- Kavanaugh’s Second Amendment analysis focuses on history, tradition, text of amendment
- Approach outside mainstream jurisprudence, jeopardizes novel gun regulations, professor says
Gun control measures may face a new constitutional test if U.S. Supreme Court nominee Brett Kavanaugh’s view prevails on the high court.
Kavanaugh, who has defended gun rights, relies on history and tradition for analyzing gun control measures under the Second Amendment.
But Kavanaugh’s analysis is outside the mainstream approach now being used by federal circuit courts, UCLA Constitutional Law Professor Adam Winkler told Bloomberg Law. Winkler wrote the book “Gunfight: The Battle Over the Right to Bear Arms in America.”
Gun rights practitioner James B. Astrachan, of Astrachan Gunst Thomas PC, Baltimore, agreed, and said that most courts today apply an intermediate scrutiny analysis in Second Amendment cases.
Hostility to Novel Laws
On the Supreme Court, Kavanaugh’s likely to be hostile to novel and innovative solutions to gun violence, Winkler said. Kavanaugh’s dissent in Heller v. District of Columbia (Heller II) provides a roadmap of the view he may espouse on the court, he said.

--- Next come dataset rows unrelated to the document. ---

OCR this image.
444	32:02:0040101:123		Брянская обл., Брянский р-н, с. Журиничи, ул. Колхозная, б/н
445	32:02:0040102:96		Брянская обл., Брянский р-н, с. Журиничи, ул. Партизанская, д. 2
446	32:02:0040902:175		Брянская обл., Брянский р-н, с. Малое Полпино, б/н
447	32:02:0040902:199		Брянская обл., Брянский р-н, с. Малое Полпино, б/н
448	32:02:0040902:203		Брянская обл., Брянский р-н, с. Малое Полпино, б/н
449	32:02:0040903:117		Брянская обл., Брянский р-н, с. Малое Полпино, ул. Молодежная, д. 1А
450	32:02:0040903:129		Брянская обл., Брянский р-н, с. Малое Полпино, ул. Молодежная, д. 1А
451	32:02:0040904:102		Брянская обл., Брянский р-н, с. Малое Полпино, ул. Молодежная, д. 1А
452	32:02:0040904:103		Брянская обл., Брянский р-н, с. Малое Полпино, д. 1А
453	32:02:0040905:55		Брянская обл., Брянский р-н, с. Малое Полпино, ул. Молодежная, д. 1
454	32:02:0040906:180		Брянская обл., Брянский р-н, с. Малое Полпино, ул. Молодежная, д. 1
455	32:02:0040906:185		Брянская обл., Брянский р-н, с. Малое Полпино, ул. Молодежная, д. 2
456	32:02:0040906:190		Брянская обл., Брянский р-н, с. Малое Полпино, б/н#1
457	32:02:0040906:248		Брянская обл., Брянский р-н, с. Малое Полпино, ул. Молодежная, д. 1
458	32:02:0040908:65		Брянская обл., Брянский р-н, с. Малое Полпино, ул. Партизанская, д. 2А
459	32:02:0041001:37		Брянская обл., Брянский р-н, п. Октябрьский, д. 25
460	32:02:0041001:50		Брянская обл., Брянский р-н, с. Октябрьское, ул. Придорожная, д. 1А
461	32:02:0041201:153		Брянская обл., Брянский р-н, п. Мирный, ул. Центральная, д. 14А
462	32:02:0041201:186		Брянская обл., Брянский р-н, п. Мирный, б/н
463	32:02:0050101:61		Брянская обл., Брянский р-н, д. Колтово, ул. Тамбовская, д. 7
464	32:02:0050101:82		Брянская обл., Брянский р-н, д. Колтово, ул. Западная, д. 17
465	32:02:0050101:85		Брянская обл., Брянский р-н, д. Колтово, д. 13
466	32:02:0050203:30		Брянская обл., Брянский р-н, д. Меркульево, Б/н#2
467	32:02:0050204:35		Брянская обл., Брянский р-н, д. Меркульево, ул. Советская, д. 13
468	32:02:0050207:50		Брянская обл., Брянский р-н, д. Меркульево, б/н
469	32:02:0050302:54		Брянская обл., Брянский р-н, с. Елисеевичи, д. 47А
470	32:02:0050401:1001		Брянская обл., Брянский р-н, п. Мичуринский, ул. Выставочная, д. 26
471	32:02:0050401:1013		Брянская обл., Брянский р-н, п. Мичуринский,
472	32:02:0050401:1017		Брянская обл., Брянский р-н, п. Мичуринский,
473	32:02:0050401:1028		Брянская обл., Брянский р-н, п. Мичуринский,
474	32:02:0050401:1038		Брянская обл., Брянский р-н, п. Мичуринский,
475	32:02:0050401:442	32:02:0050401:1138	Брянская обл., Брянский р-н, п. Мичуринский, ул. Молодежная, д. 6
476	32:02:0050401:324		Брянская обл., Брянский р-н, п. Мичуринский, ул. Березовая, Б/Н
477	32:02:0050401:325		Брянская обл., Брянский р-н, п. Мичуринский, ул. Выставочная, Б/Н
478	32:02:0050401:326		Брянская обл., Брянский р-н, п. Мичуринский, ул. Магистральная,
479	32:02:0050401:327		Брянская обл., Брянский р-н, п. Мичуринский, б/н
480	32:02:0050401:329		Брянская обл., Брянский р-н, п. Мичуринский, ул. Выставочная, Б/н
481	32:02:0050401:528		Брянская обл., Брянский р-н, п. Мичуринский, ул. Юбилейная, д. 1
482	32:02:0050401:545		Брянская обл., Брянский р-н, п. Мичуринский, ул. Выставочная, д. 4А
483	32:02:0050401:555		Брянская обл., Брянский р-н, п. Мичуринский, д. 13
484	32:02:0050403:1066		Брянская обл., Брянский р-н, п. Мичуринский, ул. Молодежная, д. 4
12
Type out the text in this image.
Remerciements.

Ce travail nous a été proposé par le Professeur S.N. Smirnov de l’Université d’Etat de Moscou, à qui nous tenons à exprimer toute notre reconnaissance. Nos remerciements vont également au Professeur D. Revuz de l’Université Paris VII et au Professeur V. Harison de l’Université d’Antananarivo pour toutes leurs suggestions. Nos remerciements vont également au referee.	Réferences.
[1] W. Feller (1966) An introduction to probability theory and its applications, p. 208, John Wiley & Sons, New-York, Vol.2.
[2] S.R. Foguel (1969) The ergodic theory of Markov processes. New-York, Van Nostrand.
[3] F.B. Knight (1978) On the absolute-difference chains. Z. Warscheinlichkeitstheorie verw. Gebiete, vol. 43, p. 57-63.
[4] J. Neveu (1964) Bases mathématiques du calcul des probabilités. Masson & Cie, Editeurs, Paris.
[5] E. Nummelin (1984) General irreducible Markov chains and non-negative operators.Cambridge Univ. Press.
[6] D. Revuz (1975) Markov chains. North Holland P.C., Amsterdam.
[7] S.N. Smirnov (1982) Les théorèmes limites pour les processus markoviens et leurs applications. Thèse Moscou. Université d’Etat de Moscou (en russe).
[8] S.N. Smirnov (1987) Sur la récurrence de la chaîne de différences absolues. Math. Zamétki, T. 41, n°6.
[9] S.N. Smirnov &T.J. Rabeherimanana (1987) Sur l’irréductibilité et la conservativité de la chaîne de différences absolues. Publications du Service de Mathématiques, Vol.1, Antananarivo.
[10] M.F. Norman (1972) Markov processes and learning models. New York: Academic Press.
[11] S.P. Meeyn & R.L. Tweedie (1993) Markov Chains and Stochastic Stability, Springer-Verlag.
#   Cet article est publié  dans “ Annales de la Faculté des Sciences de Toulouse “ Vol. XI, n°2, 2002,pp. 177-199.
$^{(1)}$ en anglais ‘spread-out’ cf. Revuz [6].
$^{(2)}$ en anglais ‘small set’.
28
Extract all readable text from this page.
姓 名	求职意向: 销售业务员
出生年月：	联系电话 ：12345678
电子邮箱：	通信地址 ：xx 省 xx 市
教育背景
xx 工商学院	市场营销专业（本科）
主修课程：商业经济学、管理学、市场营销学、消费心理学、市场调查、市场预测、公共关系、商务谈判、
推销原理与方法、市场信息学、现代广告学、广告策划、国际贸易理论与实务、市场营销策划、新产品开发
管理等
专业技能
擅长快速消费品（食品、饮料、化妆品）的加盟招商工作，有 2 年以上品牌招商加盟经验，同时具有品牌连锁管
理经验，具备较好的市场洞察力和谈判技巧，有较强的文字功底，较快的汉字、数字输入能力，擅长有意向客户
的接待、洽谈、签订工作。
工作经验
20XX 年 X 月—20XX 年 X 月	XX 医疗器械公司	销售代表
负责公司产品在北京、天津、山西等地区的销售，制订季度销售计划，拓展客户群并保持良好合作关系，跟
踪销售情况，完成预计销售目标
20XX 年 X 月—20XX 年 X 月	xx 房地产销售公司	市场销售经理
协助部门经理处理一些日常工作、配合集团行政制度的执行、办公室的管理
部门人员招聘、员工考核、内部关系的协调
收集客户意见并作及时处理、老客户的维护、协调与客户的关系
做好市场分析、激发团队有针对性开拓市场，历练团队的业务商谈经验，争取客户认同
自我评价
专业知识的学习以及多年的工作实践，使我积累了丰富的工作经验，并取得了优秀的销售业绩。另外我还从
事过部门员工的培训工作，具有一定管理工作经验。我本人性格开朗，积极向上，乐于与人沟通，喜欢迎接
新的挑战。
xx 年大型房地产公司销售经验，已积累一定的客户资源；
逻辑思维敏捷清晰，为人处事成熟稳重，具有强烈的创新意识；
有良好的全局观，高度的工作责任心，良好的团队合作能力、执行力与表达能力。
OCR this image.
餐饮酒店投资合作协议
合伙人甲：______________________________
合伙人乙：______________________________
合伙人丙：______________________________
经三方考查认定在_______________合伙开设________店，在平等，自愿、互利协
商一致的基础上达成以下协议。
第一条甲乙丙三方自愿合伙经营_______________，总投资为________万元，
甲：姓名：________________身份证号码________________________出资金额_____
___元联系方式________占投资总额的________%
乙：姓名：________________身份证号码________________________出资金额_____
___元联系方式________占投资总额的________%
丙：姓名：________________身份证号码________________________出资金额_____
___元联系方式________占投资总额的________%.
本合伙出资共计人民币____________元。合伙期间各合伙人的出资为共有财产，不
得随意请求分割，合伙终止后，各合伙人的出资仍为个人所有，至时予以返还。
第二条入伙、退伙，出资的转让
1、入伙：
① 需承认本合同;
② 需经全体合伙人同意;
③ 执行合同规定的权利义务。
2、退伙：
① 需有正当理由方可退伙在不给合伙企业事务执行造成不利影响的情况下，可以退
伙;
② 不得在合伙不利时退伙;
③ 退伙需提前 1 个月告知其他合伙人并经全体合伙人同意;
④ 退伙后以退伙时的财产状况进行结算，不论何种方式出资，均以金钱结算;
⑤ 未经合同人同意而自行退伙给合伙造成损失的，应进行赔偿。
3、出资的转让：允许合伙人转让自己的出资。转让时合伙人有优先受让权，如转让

Kavanaugh will probably press his test for analyzing gun regulations at the Supreme Court, but the other justices may not be willing to follow along, Astrachan told Bloomberg Law.
The other justices may instead choose a third option and apply strict scrutiny in Second Amendment cases, Astrachan said. To pass that analysis, the regulation will need to be narrowly tailored to the government’s interests, he said.
Strict scrutiny is a stringent analysis that is traditionally used to determine if a fundamental right is being violated or a suspect classification, such as race, is being used to discriminate. Intermediate scrutiny, on the other hand, is most often used where sex-based classifications or speech rights are at issue.
Right to Bear Arms
In District of Columbia v. Heller (Heller I), the Supreme Court held that private citizens have a Second Amendment right to own guns for self-defense in their homes. In Heller II, the U.S. Court of Appeals for the District of Columbia Circuit said Washington’s ban on semi-automatic rifles was permissible.
The Heller II majority applied an intermediate analysis where the regulation was required to be substantially related to an important government interest. The ban on semi-automatic rifles was constitutional because there is a substantial relationship between the ban and protecting police officers and preventing crime, it said.
Kavanaugh’s dissent argued that Heller I rejected applying intermediate scrutiny to Second Amendment cases. Instead, he read Heller I as holding that only gun regulations based on the text, history, and tradition of the Second Amendment are constitutional.
Kavanaugh’s rigid interpretation of Heller I rejects balancing the government’s interest in regulating guns, Winkler said. It also undermines gun control laws, such as the regulation of semi-automatic rifles, that aren’t longstanding, he said.
Kavanaugh’s approach may be a minority view, but , he has been particularly effective at persuading the justices to see things his way through his dissents on the D.C. Circuit.
Future Cases
If Kavanaugh is confirmed, the court will be poised to take more Second Amendment cases, Astrachan said.
It takes four Supreme Court justices to agree to grant a particular case review, and Kavanaugh seems to be a sure fourth vote in gun cases, Winkler said. The court doesn’t publish who votes to grant review, but Winkler said Justices Clarence Thomas, Samuel A. Alito Jr., and Neil M. Gorsuch likely want to take more Second Amendment cases.
With this lineup, Chief Justice John G. Roberts Jr. may well be the deciding vote in gun cases, Winkler said. Roberts was in the majority in Heller I, he said.
The liberal justices may now regret not taking more gun cases while Kennedy was still on the court, Winkler said.